Kilnamona is a village, townland and civil parish in County Clare, Ireland. It is situated north-west of Ennis.

==Location==

The parish of Kilnamona lies in the barony of Inchiquin, about 4 mi northwest of Ennis.
It is 4 by 2 mi and covers 5418 acre.
The 213 acre townland of Soheen is detached from the rest of the parish.
The land is partly moorland, partly suitable for farming. Lough Aconnaun is in the west of the parish at an elevation of 178 ft.
The parish is drained by the Shallee rivulet, which runs eastward.

The parish of Kilnamona is bounded to the west by the parish of Inagh, to the east by Drumcliffe, to the north by Dysert and to the south by Inch and Kilmaley.
It is part of the Catholic parish of Inagh and Kilnamona.

==Village==

Kilnamona has a camogie club. The "Cill na Móna Pitch and Putt" 18 hole course opened for business in 1995.
The Catholic church of "St Joseph's" is in Kilnamona.

==History==

The parish contains the remains of old forts, a church and two castles.
The two castles are Shallee Castle and Magowna Castle.
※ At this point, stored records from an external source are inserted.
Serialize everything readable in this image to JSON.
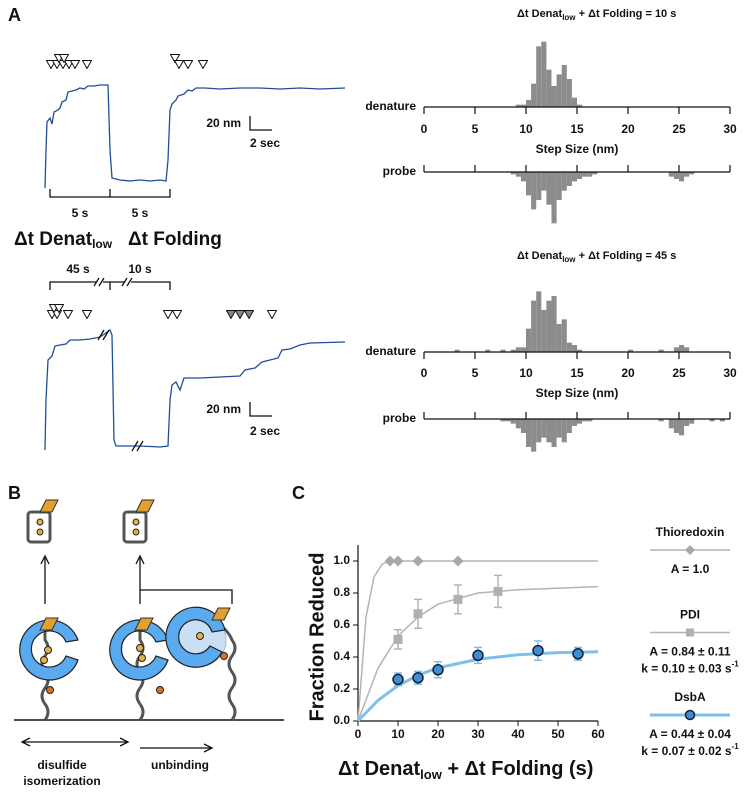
{
  "panel_labels": {
    "a": "A",
    "b": "B",
    "c": "C"
  },
  "traces": {
    "top": {
      "bracket_labels": [
        "5 s",
        "5 s"
      ],
      "scale_y": "20 nm",
      "scale_x": "2 sec",
      "interval_labels": {
        "denat": [
          "Δt Denat",
          "low"
        ],
        "folding": "Δt Folding"
      }
    },
    "bottom": {
      "bracket_labels": [
        "45 s",
        "10 s"
      ],
      "scale_y": "20 nm",
      "scale_x": "2 sec"
    }
  },
  "diagram": {
    "left_label": [
      "disulfide",
      "isomerization"
    ],
    "right_label": "unbinding"
  },
  "chart_data": [
    {
      "type": "histogram",
      "title_parts": [
        "Δt Denat",
        "low",
        " + Δt Folding = 10 s"
      ],
      "xlabel": "Step Size (nm)",
      "xlim": [
        0,
        30
      ],
      "xticks": [
        0,
        5,
        10,
        15,
        20,
        25,
        30
      ],
      "ylim": [
        0,
        30
      ],
      "color": "#8c8c8c",
      "bins": [
        0,
        0.5,
        1,
        1.5,
        2,
        2.5,
        3,
        3.5,
        4,
        4.5,
        5,
        5.5,
        6,
        6.5,
        7,
        7.5,
        8,
        8.5,
        9,
        9.5,
        10,
        10.5,
        11,
        11.5,
        12,
        12.5,
        13,
        13.5,
        14,
        14.5,
        15,
        15.5,
        16,
        16.5,
        17,
        17.5,
        18,
        18.5,
        19,
        19.5,
        20,
        20.5,
        21,
        21.5,
        22,
        22.5,
        23,
        23.5,
        24,
        24.5,
        25,
        25.5,
        26,
        26.5,
        27,
        27.5,
        28,
        28.5,
        29,
        29.5,
        30
      ],
      "series": [
        {
          "name": "denature",
          "values": [
            0,
            0,
            0,
            0,
            0,
            0,
            0,
            0,
            0,
            0,
            0,
            0,
            0,
            0,
            0,
            0,
            0,
            0,
            1,
            1,
            3,
            10,
            26,
            28,
            16,
            9,
            14,
            18,
            12,
            4,
            1,
            0,
            0,
            0,
            0,
            0,
            0,
            0,
            0,
            0,
            0,
            0,
            0,
            0,
            0,
            0,
            0,
            0,
            0,
            0,
            0,
            0,
            0,
            0,
            0,
            0,
            0,
            0,
            0,
            0
          ]
        },
        {
          "name": "probe",
          "values": [
            0,
            0,
            0,
            0,
            0,
            0,
            0,
            0,
            0,
            0,
            0,
            0,
            0,
            0,
            0,
            0,
            0,
            1,
            2,
            4,
            10,
            16,
            12,
            8,
            14,
            22,
            12,
            8,
            6,
            4,
            3,
            2,
            2,
            1,
            0,
            0,
            0,
            0,
            0,
            0,
            0,
            0,
            0,
            0,
            0,
            0,
            0,
            0,
            2,
            3,
            4,
            2,
            1,
            0,
            0,
            0,
            0,
            0,
            0,
            0
          ]
        }
      ]
    },
    {
      "type": "histogram",
      "title_parts": [
        "Δt Denat",
        "low",
        " + Δt Folding = 45 s"
      ],
      "xlabel": "Step Size (nm)",
      "xlim": [
        0,
        30
      ],
      "xticks": [
        0,
        5,
        10,
        15,
        20,
        25,
        30
      ],
      "ylim": [
        0,
        30
      ],
      "color": "#8c8c8c",
      "bins": [
        0,
        0.5,
        1,
        1.5,
        2,
        2.5,
        3,
        3.5,
        4,
        4.5,
        5,
        5.5,
        6,
        6.5,
        7,
        7.5,
        8,
        8.5,
        9,
        9.5,
        10,
        10.5,
        11,
        11.5,
        12,
        12.5,
        13,
        13.5,
        14,
        14.5,
        15,
        15.5,
        16,
        16.5,
        17,
        17.5,
        18,
        18.5,
        19,
        19.5,
        20,
        20.5,
        21,
        21.5,
        22,
        22.5,
        23,
        23.5,
        24,
        24.5,
        25,
        25.5,
        26,
        26.5,
        27,
        27.5,
        28,
        28.5,
        29,
        29.5,
        30
      ],
      "series": [
        {
          "name": "denature",
          "values": [
            0,
            0,
            0,
            0,
            0,
            0,
            1,
            0,
            0,
            0,
            0,
            0,
            1,
            0,
            0,
            1,
            0,
            1,
            2,
            2,
            10,
            22,
            26,
            18,
            22,
            24,
            12,
            14,
            4,
            3,
            1,
            0,
            0,
            0,
            0,
            0,
            0,
            0,
            0,
            0,
            1,
            0,
            0,
            0,
            0,
            0,
            1,
            0,
            0,
            2,
            3,
            2,
            0,
            0,
            0,
            0,
            0,
            0,
            0,
            0
          ]
        },
        {
          "name": "probe",
          "values": [
            0,
            0,
            0,
            0,
            0,
            0,
            0,
            0,
            0,
            0,
            0,
            0,
            0,
            0,
            0,
            1,
            1,
            2,
            4,
            6,
            12,
            14,
            10,
            8,
            10,
            12,
            8,
            10,
            6,
            3,
            2,
            1,
            1,
            0,
            0,
            0,
            0,
            0,
            0,
            0,
            0,
            0,
            0,
            0,
            0,
            0,
            1,
            0,
            4,
            6,
            7,
            3,
            2,
            0,
            0,
            0,
            1,
            0,
            1,
            0
          ]
        }
      ]
    },
    {
      "type": "scatter",
      "xlabel_parts": [
        "Δt Denat",
        "low",
        " + Δt Folding (s)"
      ],
      "ylabel": "Fraction Reduced",
      "xlim": [
        0,
        60
      ],
      "xticks": [
        0,
        10,
        20,
        30,
        40,
        50,
        60
      ],
      "ylim": [
        0,
        1.05
      ],
      "yticks": [
        {
          "value": 0,
          "label": "0.0"
        },
        {
          "value": 0.2,
          "label": "0.2"
        },
        {
          "value": 0.4,
          "label": "0.4"
        },
        {
          "value": 0.6,
          "label": "0.6"
        },
        {
          "value": 0.8,
          "label": "0.8"
        },
        {
          "value": 1,
          "label": "1.0"
        }
      ],
      "series": [
        {
          "name": "Thioredoxin",
          "color": "#b4b4b4",
          "marker_color": "#a8a8a8",
          "marker": "diamond",
          "line_width": 1.5,
          "x": [
            8,
            10,
            15,
            25
          ],
          "values": [
            1,
            1,
            1,
            1
          ],
          "fit_x": [
            0,
            2,
            4,
            6,
            8,
            60
          ],
          "fit_y": [
            0,
            0.65,
            0.9,
            0.98,
            1,
            1
          ],
          "params": [
            {
              "text": "A = 1.0"
            }
          ]
        },
        {
          "name": "PDI",
          "color": "#b4b4b4",
          "marker_color": "#b0b0b0",
          "marker": "square",
          "line_width": 1.5,
          "x": [
            10,
            15,
            25,
            35
          ],
          "values": [
            0.51,
            0.67,
            0.76,
            0.81
          ],
          "errors": [
            0.06,
            0.09,
            0.09,
            0.1
          ],
          "fit_x": [
            0,
            5,
            10,
            15,
            20,
            30,
            40,
            60
          ],
          "fit_y": [
            0,
            0.33,
            0.53,
            0.65,
            0.73,
            0.8,
            0.82,
            0.84
          ],
          "params": [
            {
              "text": "A = 0.84 ± 0.11"
            },
            {
              "text": "k = 0.10 ± 0.03 s",
              "sup": "-1"
            }
          ]
        },
        {
          "name": "DsbA",
          "color": "#7fbfec",
          "marker_color": "#3f8fd0",
          "marker": "circle",
          "line_width": 3,
          "x": [
            10,
            15,
            20,
            30,
            45,
            55
          ],
          "values": [
            0.26,
            0.27,
            0.32,
            0.41,
            0.44,
            0.42
          ],
          "errors": [
            0.04,
            0.04,
            0.05,
            0.05,
            0.06,
            0.04
          ],
          "fit_x": [
            0,
            5,
            10,
            15,
            20,
            30,
            40,
            50,
            60
          ],
          "fit_y": [
            0,
            0.129,
            0.221,
            0.286,
            0.332,
            0.386,
            0.414,
            0.427,
            0.433
          ],
          "params": [
            {
              "text": "A = 0.44 ± 0.04"
            },
            {
              "text": "k = 0.07 ± 0.02 s",
              "sup": "-1"
            }
          ]
        }
      ]
    }
  ]
}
The Shallee Castle and lands were in the hands of the O'Brien family but were forfeited to Queen Elizabeth in 1592. Magowna Castle was built by the O'Griffeys who by 1443 held both the rectorship and curacy of Kilnamona.

In 1659, there were 480 inhabitants recorded (470 Catholics and 10 Protestants). The population grew rapidly up to the early 1840s, as in the rest of Ireland.
In 1831 the population was 1,767.
The Great Irish Famine devastated the population.
The population dropped between 1841 and 1851 from 2,321 in 352 houses to 1,487 in 229 houses.
By 1861 the population had declined further to 864, and then remained roughly stable for the rest of the century.
By 1901 the population had shrunk to 718. According to the 2006 Census, there were 738 inhabitants of Kilnamona. This is an increase from the 699 recorded in the 2002 census.

In 1824, 141 children (139 Catholics and 2 Protestants) were being educated in the two hedge schools in the parish.
The modern National School was built in 1889.
Major renovations were carried out in 2008 and the extension was officially blessed by Bishop Willie Walsh in May 2009.

==Notable people==
- James Breen (1945–2026), councillor and independent TD.
- Mike McTigue (1892–1966), light heavyweight boxing champion of the world from 1923 to 1925.

==Townlands==
Townlands are Ballyasheea, Ballyknock, Ballymongaun, Ballynabinnia, Ballyneillan, Caherbannagh, Clooncaurha, Cloongowna, Cooguquid, Croaghaun, Derroolagh, Islandgar, Kilnamona, Knockacaurhin, Knockatemple, Leckaun, Magowna, Moarhaun, Mweelagarraun, Rushaun, Soheen, Shallee, Tooreen East and Tooreen West.